Issues with routing
Solved
Networks
-
@mathourthy Yes, I’ll be here if you need me. Once you’ve moved the first site, you should still be able to ping the other locations as normal
@phenomlab Thanks. Just finished in Manchester, and everything seems to work as it did before - I also have had a connection open to a PC (RDP) in Bristol which has been connected without breaks for about 20 minutes. I had to revamp the config you provided because those switch ports were already in use, but everything else is good to go.
I created the firewall rules on each firewall (in each location) and we are passing traffic with no restrictions. Just waiting for the guys in London and Bristol to finish up and then we’ll perform more tests.
-
@phenomlab Thanks. Just finished in Manchester, and everything seems to work as it did before - I also have had a connection open to a PC (RDP) in Bristol which has been connected without breaks for about 20 minutes. I had to revamp the config you provided because those switch ports were already in use, but everything else is good to go.
I created the firewall rules on each firewall (in each location) and we are passing traffic with no restrictions. Just waiting for the guys in London and Bristol to finish up and then we’ll perform more tests.
@mathourthy sounds positive so far
What sizes are your MPLS circuits and internet circuits?
-
@mathourthy sounds positive so far
What sizes are your MPLS circuits and internet circuits?
@phenomlab see below (these are for both internet and MPLS)
London = 100Mbps
Manchester = 100Mbps
Bristol = 100MbpsAll are provided from the same vendor. Why ?
-
@phenomlab see below (these are for both internet and MPLS)
London = 100Mbps
Manchester = 100Mbps
Bristol = 100MbpsAll are provided from the same vendor. Why ?
@mathourthy Because you could easily dump the MPLS and use IPSec tunnels between the sites. This not only constitutes a saving in terms of no longer needing the MPLS, but traffic passing across these links would be encrypted by default, which isn’t the case with MPLS networks.
The upside of MPLS is that they are 100% private networks, and are not exposed to the internet. This makes them pretty secure by default. In contrast, the downside of IPSec VPN tunnels is that they are public, and exposed to the internet, so could easily be the target of a DDoS attack.
You could also consider SD-WAN as an alternative technology.
-
@mathourthy Because you could easily dump the MPLS and use IPSec tunnels between the sites. This not only constitutes a saving in terms of no longer needing the MPLS, but traffic passing across these links would be encrypted by default, which isn’t the case with MPLS networks.
The upside of MPLS is that they are 100% private networks, and are not exposed to the internet. This makes them pretty secure by default. In contrast, the downside of IPSec VPN tunnels is that they are public, and exposed to the internet, so could easily be the target of a DDoS attack.
You could also consider SD-WAN as an alternative technology.

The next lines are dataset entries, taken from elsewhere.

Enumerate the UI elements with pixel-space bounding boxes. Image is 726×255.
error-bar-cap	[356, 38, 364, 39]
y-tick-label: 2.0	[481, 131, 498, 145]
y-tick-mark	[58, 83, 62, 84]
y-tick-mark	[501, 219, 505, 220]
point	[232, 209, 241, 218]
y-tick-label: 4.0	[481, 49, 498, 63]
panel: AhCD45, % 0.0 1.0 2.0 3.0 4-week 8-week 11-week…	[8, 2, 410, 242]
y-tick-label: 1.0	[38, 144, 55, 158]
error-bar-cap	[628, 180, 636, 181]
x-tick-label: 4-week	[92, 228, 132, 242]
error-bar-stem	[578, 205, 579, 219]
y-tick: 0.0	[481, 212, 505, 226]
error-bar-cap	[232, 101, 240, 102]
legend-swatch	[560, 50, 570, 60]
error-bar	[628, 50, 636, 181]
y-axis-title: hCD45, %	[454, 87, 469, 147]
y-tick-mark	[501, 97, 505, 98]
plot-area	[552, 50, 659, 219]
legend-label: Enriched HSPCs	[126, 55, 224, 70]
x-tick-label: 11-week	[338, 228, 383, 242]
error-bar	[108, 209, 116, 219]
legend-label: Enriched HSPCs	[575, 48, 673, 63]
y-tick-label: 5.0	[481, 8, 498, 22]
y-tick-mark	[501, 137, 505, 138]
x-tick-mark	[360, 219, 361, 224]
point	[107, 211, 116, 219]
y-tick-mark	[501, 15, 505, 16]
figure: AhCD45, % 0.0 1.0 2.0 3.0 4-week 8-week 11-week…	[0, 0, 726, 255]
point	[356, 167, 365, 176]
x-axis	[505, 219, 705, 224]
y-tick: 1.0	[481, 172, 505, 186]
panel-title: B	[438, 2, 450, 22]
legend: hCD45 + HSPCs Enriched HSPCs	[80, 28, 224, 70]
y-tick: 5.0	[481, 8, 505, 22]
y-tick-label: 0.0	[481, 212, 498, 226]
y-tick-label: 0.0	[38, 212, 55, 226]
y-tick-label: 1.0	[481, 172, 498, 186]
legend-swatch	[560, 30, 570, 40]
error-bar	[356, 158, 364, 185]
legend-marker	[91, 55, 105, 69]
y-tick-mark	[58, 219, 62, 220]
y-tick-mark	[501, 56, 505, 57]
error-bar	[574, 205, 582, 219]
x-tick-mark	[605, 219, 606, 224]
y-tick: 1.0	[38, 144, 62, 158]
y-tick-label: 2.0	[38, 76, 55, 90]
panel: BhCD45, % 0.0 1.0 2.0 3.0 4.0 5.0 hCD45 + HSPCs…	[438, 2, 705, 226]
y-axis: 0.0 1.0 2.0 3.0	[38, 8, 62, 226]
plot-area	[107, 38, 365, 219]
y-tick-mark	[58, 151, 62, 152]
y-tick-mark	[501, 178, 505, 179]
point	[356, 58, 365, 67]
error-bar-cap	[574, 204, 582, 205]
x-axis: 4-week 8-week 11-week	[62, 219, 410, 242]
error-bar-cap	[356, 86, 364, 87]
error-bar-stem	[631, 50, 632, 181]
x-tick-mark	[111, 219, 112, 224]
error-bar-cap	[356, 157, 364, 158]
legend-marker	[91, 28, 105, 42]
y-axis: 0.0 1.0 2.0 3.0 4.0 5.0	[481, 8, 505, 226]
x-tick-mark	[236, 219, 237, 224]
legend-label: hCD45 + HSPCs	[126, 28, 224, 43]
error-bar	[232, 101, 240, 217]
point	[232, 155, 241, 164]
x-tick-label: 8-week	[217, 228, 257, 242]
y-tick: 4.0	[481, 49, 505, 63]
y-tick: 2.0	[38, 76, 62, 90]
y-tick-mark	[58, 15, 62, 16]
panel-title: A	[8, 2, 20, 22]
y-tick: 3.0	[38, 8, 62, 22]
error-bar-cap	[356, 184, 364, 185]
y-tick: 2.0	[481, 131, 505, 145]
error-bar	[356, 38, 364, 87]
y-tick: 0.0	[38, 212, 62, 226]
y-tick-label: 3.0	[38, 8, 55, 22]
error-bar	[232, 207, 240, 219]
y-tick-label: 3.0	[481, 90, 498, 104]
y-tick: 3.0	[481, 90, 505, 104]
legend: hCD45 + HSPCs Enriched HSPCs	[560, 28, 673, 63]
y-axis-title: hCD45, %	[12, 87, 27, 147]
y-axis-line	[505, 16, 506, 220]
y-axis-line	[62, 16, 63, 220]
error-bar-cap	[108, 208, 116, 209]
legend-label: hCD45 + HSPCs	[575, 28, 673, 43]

@phenomlab Yeah, that’s a good point. To be honest, I’ve just taken over the IT stuff here, and still working my way through. I’ll need to have a look at the MPLS contract to see when it comes up for renewal, but thanks for the tip.
-
My guy in Bristol is having issues so need to get on a call with him. I’ll be back as soon as I can.
EDIT - seems the port was dodgy on his switch. We’ve changed it for another one and assigned it the same VLAN. he has an RDP session open to a spare machine here in Manchester.
-
@phenomlab some good news. Since making the changes in Manchester and Bristol, it seems that both sides are now working without any breaks (and have been for the past 20+ minutes). I’m just waiting for the changes to be made in London, so so far so good.
-
@phenomlab some good news. Since making the changes in Manchester and Bristol, it seems that both sides are now working without any breaks (and have been for the past 20+ minutes). I’m just waiting for the changes to be made in London, so so far so good.
@mathourthy great! Thanks for the update.
-
@mathourthy great! Thanks for the update.
@phenomlab Ok, just heard back from my guy in London. He’s finished his end, and…
IT WORKS !!! Thank you so much for everything. You are an absolute LEGEND, and a genius to boot.
-
undefined mathourthy has marked this topic as solved on 7 Sept 2023, 17:48
-
@phenomlab Ok, just heard back from my guy in London. He’s finished his end, and…
IT WORKS !!! Thank you so much for everything. You are an absolute LEGEND, and a genius to boot.
@mathourthy Glad to hear it’s sorted. Let me know if you get any more issues.